Richardson pointed out that another Autry exhibit, a Norman Rockwell painting used for the promotion of the Gary Cooper movie Along Came Jones (1945), also differs in minor details from the image used in the posters that advertised it.
Indeed, it’s not unusual for an original piece of art commissioned for a production to suffer minor changes between canvas and Silver Screen. Doug Cumming, a film industry art director who worked on Disturbia (2007), The Kite Runner (2008), and I Am Number Four (2011), said it’s possible many prints or copies of the map were used in making the iconic take in which flames consume the map.

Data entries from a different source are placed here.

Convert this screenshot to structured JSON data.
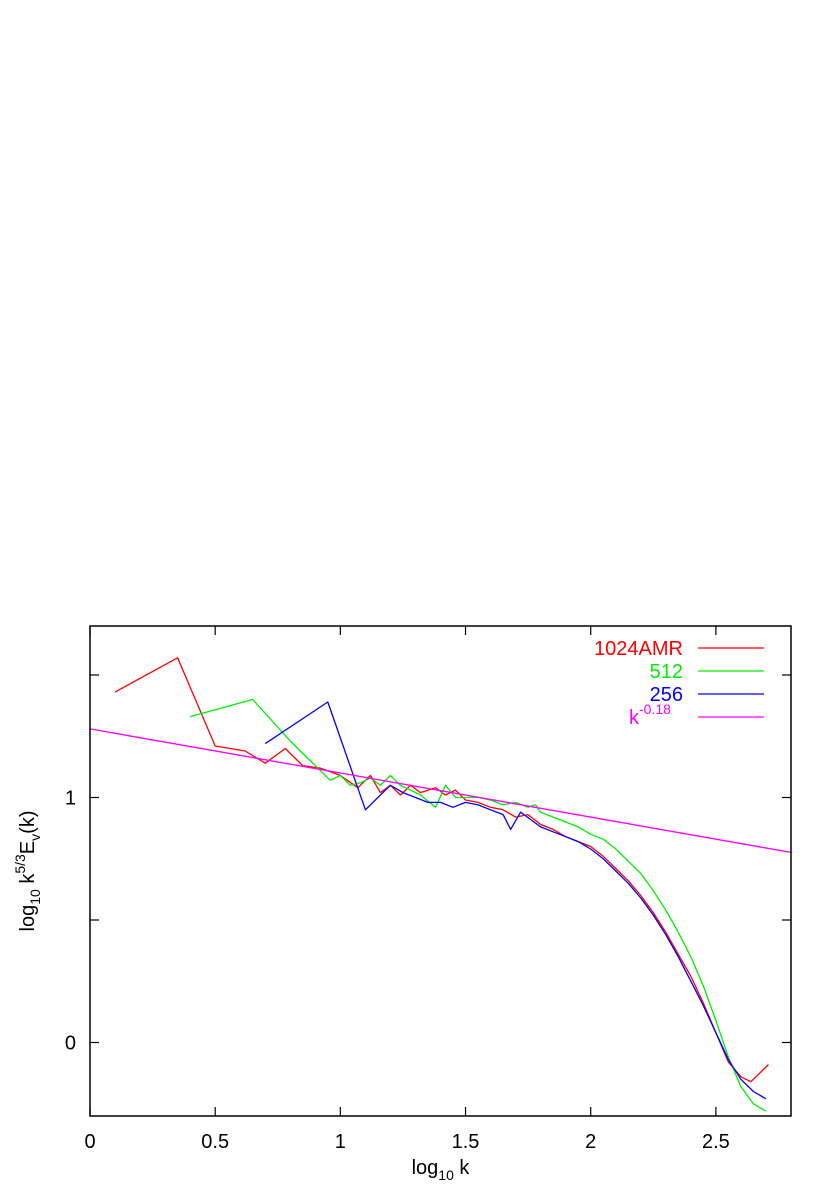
{
  "chart_data": {
    "type": "line",
    "xlabel": {
      "base": "log",
      "sub": "10",
      "tail": " k"
    },
    "ylabel": {
      "p1": "log",
      "sub1": "10",
      "p2": " k",
      "sup": "5/3",
      "p3": "E",
      "sub2": "v",
      "p4": "(k)"
    },
    "xlim": [
      0,
      2.8
    ],
    "ylim": [
      -0.3,
      1.7
    ],
    "xticks": [
      0,
      0.5,
      1,
      1.5,
      2,
      2.5
    ],
    "xtick_labels": [
      "0",
      "0.5",
      "1",
      "1.5",
      "2",
      "2.5"
    ],
    "yticks": [
      0,
      1
    ],
    "ytick_labels": [
      "0",
      "1"
    ],
    "ytick_marks": [
      0,
      0.5,
      1,
      1.5
    ],
    "legend": "top-right",
    "series": [
      {
        "name": "1024AMR",
        "color": "#ff0000",
        "x": [
          0.1,
          0.35,
          0.5,
          0.62,
          0.7,
          0.78,
          0.85,
          0.92,
          1.0,
          1.07,
          1.12,
          1.16,
          1.2,
          1.24,
          1.28,
          1.32,
          1.38,
          1.42,
          1.46,
          1.5,
          1.55,
          1.6,
          1.65,
          1.7,
          1.75,
          1.8,
          1.85,
          1.9,
          1.95,
          2.0,
          2.05,
          2.1,
          2.15,
          2.2,
          2.25,
          2.3,
          2.35,
          2.4,
          2.45,
          2.5,
          2.55,
          2.6,
          2.64,
          2.67,
          2.7,
          2.71
        ],
        "y": [
          1.43,
          1.57,
          1.21,
          1.19,
          1.14,
          1.2,
          1.13,
          1.12,
          1.09,
          1.04,
          1.09,
          1.02,
          1.05,
          1.01,
          1.05,
          1.02,
          1.04,
          1.01,
          1.03,
          0.99,
          0.98,
          0.96,
          0.95,
          0.92,
          0.93,
          0.89,
          0.87,
          0.84,
          0.82,
          0.8,
          0.76,
          0.71,
          0.66,
          0.6,
          0.53,
          0.45,
          0.36,
          0.27,
          0.16,
          0.04,
          -0.08,
          -0.14,
          -0.16,
          -0.13,
          -0.1,
          -0.09
        ]
      },
      {
        "name": "512",
        "color": "#00ee00",
        "x": [
          0.4,
          0.65,
          0.8,
          0.96,
          1.0,
          1.04,
          1.08,
          1.12,
          1.16,
          1.2,
          1.24,
          1.28,
          1.32,
          1.38,
          1.42,
          1.46,
          1.5,
          1.55,
          1.6,
          1.65,
          1.7,
          1.75,
          1.78,
          1.8,
          1.85,
          1.9,
          1.95,
          2.0,
          2.05,
          2.1,
          2.15,
          2.2,
          2.25,
          2.3,
          2.35,
          2.4,
          2.45,
          2.5,
          2.55,
          2.6,
          2.65,
          2.7
        ],
        "y": [
          1.33,
          1.4,
          1.23,
          1.07,
          1.09,
          1.05,
          1.06,
          1.08,
          1.05,
          1.09,
          1.05,
          1.03,
          1.01,
          0.96,
          1.05,
          1.0,
          1.0,
          1.0,
          0.99,
          0.97,
          0.98,
          0.96,
          0.97,
          0.94,
          0.92,
          0.9,
          0.88,
          0.85,
          0.83,
          0.79,
          0.74,
          0.69,
          0.62,
          0.54,
          0.45,
          0.35,
          0.23,
          0.09,
          -0.06,
          -0.18,
          -0.25,
          -0.28
        ]
      },
      {
        "name": "256",
        "color": "#0000ff",
        "x": [
          0.7,
          0.95,
          1.1,
          1.15,
          1.2,
          1.25,
          1.3,
          1.35,
          1.4,
          1.45,
          1.5,
          1.55,
          1.6,
          1.65,
          1.68,
          1.72,
          1.76,
          1.8,
          1.85,
          1.9,
          1.95,
          2.0,
          2.05,
          2.1,
          2.15,
          2.2,
          2.25,
          2.3,
          2.35,
          2.4,
          2.45,
          2.5,
          2.55,
          2.6,
          2.65,
          2.7
        ],
        "y": [
          1.22,
          1.39,
          0.95,
          1.0,
          1.05,
          1.02,
          1.0,
          0.98,
          0.98,
          0.96,
          0.98,
          0.97,
          0.95,
          0.93,
          0.87,
          0.94,
          0.91,
          0.88,
          0.86,
          0.84,
          0.82,
          0.79,
          0.75,
          0.7,
          0.65,
          0.59,
          0.52,
          0.44,
          0.35,
          0.25,
          0.15,
          0.04,
          -0.07,
          -0.15,
          -0.2,
          -0.23
        ]
      },
      {
        "name": "k",
        "name_sup": "-0.18",
        "color": "#ff00ff",
        "x": [
          0,
          2.8
        ],
        "y": [
          1.28,
          0.776
        ]
      }
    ]
  }
}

And it’s also possible that, for the sake of the take, alterations might have been made, including making features bigger or smaller.
“The one in the credits would have been just one of them,” Cumming said. “They would probably have experimented with different paper to see how it burns. They would have had some that were just blanks to see how the paper would burn and how it would look on film.”
Not to mention the number of takes that might have been required to get just the right kind of photogenic flame.
“There would have been a lot of takes,” he said. “It’s all about how it looks to the camera.”
A sentiment echoed by Ayres himself, when he was asked about the odd orientation of the map. The way it looks on the credits, due north is off in a west-northwest direction and Reno to the west of Carson City — not, as in reality, to the north. To look at the map in its correct orientation, one would have to flip it on its side, with the “horn” of the Ponderosa pointing upward. When Ayres visited the Autry, he acknowledged that accommodations had to be made for camera aesthetics. Hence the oddly pointed compass.
Richardson praised Hunteman’s powers of observation.
“Nice catch by the individual that there are differences with the map shown during season 1,” he said. “But there is no doubt that what we have is the original production painting.”